Mas ele não era só ternura. Um dia, em plena revolução, chegando ao Planalto foi informado de que sua credencial havia sido cassada pelo capitão Tedeska, chefe da segurança. Com bom trânsito com o então coronel Meira Mattos, Pena sabia que o militar jantava periodicamente no restaurante Caravelle. Encontrou-se com ele e disse do problema. Antes, escreveu uma carta ao general Geisel, do Gabinete Militar de Castello Branco, que a repassou a Meira Mattos.

Chamado a palácio um mês depois, Meira Mattos abriu: “Pena, o capitão Tedeska vai lhe devolver a credencial. Está tudo em ordem. Passe na segurança”. Ai o Pena encrespou: “Perdão, coronel. Estarei na sala de imprensa aguardando o capitão para receber de volta minha credencial”. Às 15 horas, Tedeska devolveu o documento ao João Pena. Mas o Gabinete Militar prosseguiu nas investigações. Resumo da ópera: foi constatado que um colega do Pena, da Radio Nacional, o dedurou dizendo que ele “sabotava” a cobertura do presidente Castello Branco.
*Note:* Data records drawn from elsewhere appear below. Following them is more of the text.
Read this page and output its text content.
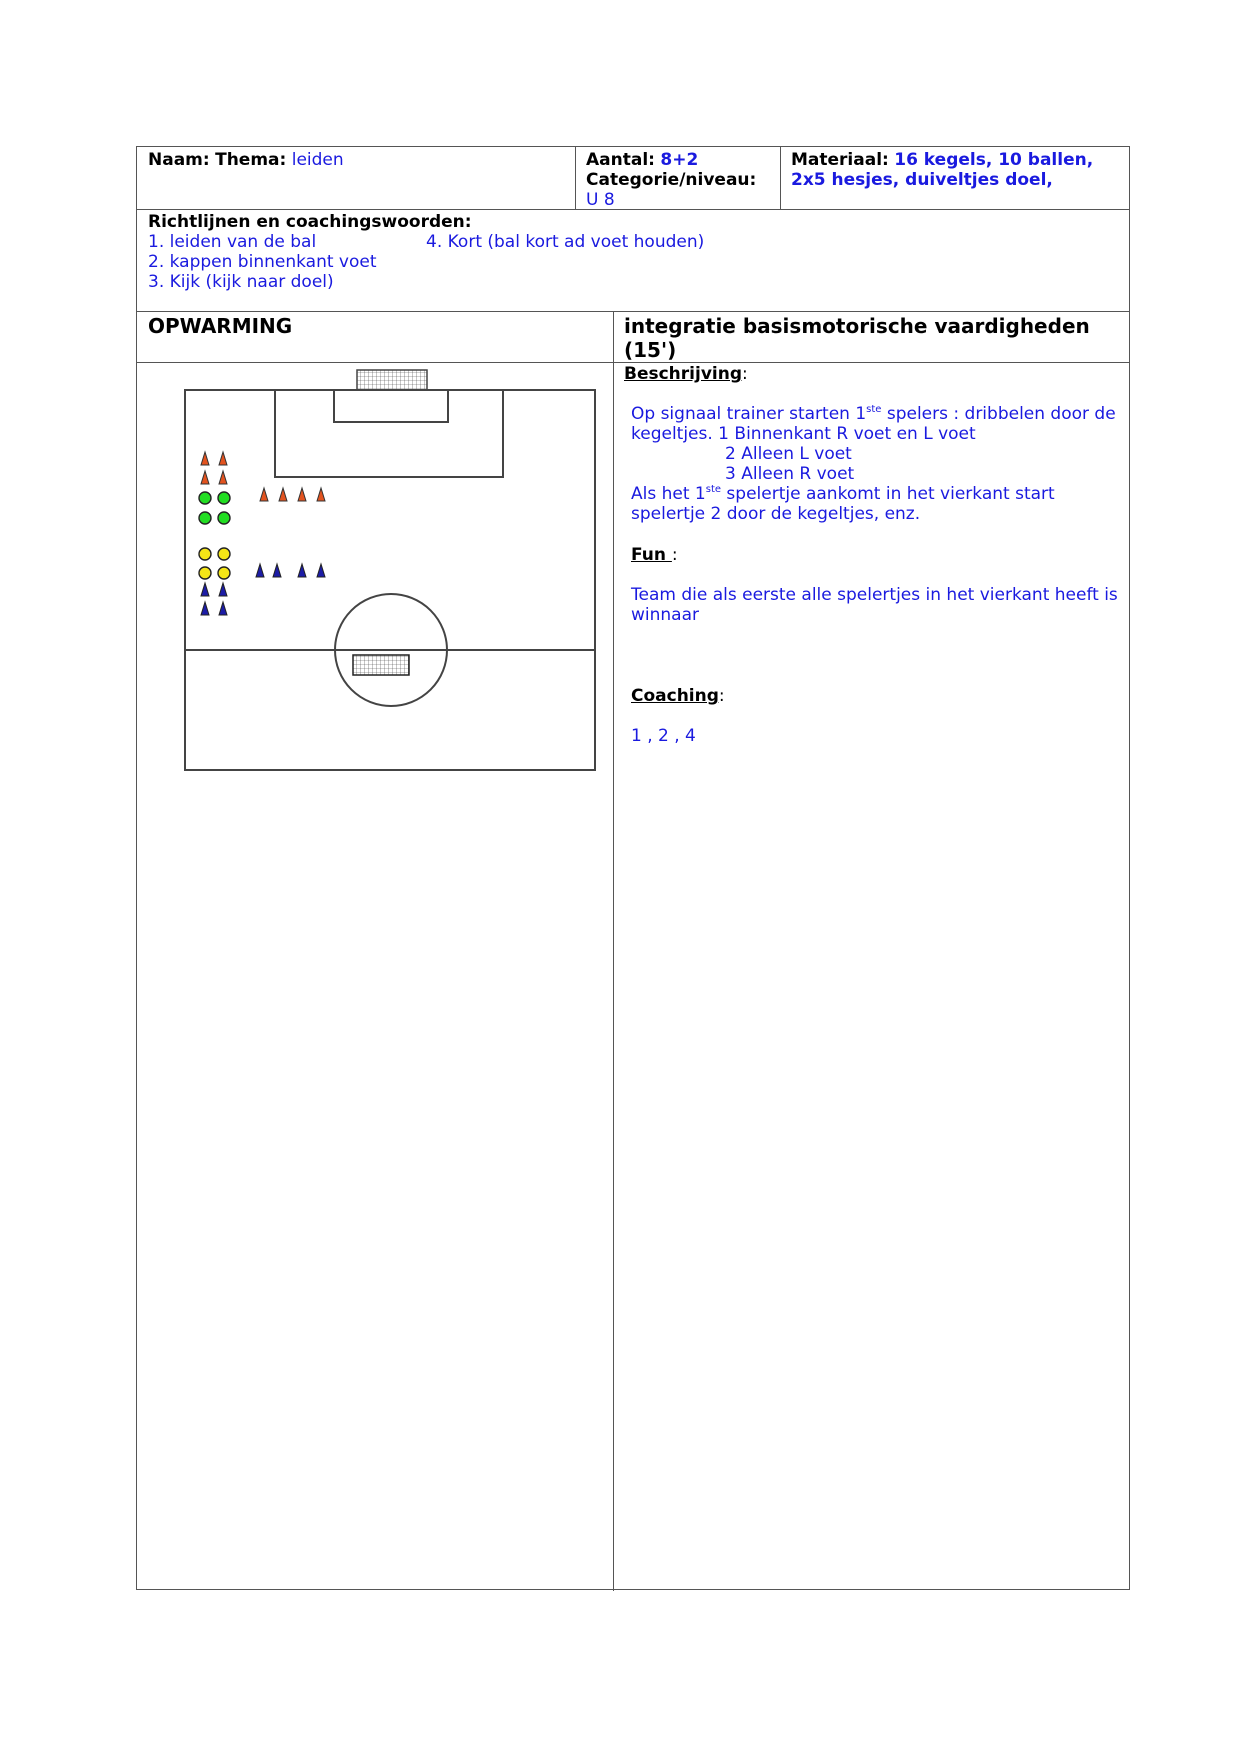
Naam: Thema: leiden	Aantal: 8+2
Categorie/niveau:
U 8
Materiaal: 16 kegels, 10 ballen,
2x5 hesjes, duiveltjes doel,
Richtlijnen en coachingswoorden:
1. leiden van de bal	4. Kort (bal kort ad voet houden)
2. kappen binnenkant voet
3. Kijk (kijk naar doel)
OPWARMING	integratie basismotorische vaardigheden (15')
Beschrijving:
Op signaal trainer starten 1ste spelers : dribbelen door de
kegeltjes. 1 Binnenkant R voet en L voet
2 Alleen L voet
3 Alleen R voet
Als het 1ste spelertje aankomt in het vierkant start
spelertje 2 door de kegeltjes, enz.
Fun :
Team die als eerste alle spelertjes in het vierkant heeft is
winnaar
Coaching:
1 , 2 , 4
Pena era querido por todos, mas não tinha estampa. Cobria o Palácio pela Rede Globo, mas sem imagem. Quando havia algo importante a Globo mandava os olhos verdes do Pedro Rogério ou a Beatriz Thielmann. Pena era grande amigo do Toninho Drummond, “capo” da emissora, em Brasília.

Na madrugada do dia 3 de outubro de 1989, após completar 60 anos de idade, o valente e querido amigo João Firmino Pena nos deixava. Faleceu ao lado da mulher, Débora, e das filhas Luciene, Denise e Liliane, às quais dedicou seu livro “De Caratinga às Muralhas da China”, com a história de sua vida. Fui ao sepultamento, na Ala dos Pioneiros do Campo da Esperança. Fiquei intrigado quando vi seu caixão fechado. Até hoje sou grilado com isso. Denise e dona Débora negam que ele tenha sido agredido, o que eu suspeitava. Disseram que fora desejo seu, o que duvido.

O cronista Dilson Ribeiro, membro da Academia de Letras de Brasília, assinala que, no livro, Pena “radiografa as mazelas do regime que sepultamos em 15 de março de 1985. Deixou os limites da cidadania mineira, ganhou os quatro cantos do mundo para ver de perto as muralhas da China e os mistérios da civilização oriental. Finaliza dizendo que “a moldura de João Pena sempre foi exemplo de correção com os colegas, um verdadeiro bom caráter”. Todos nós ficamos órfãos de um grande amigo.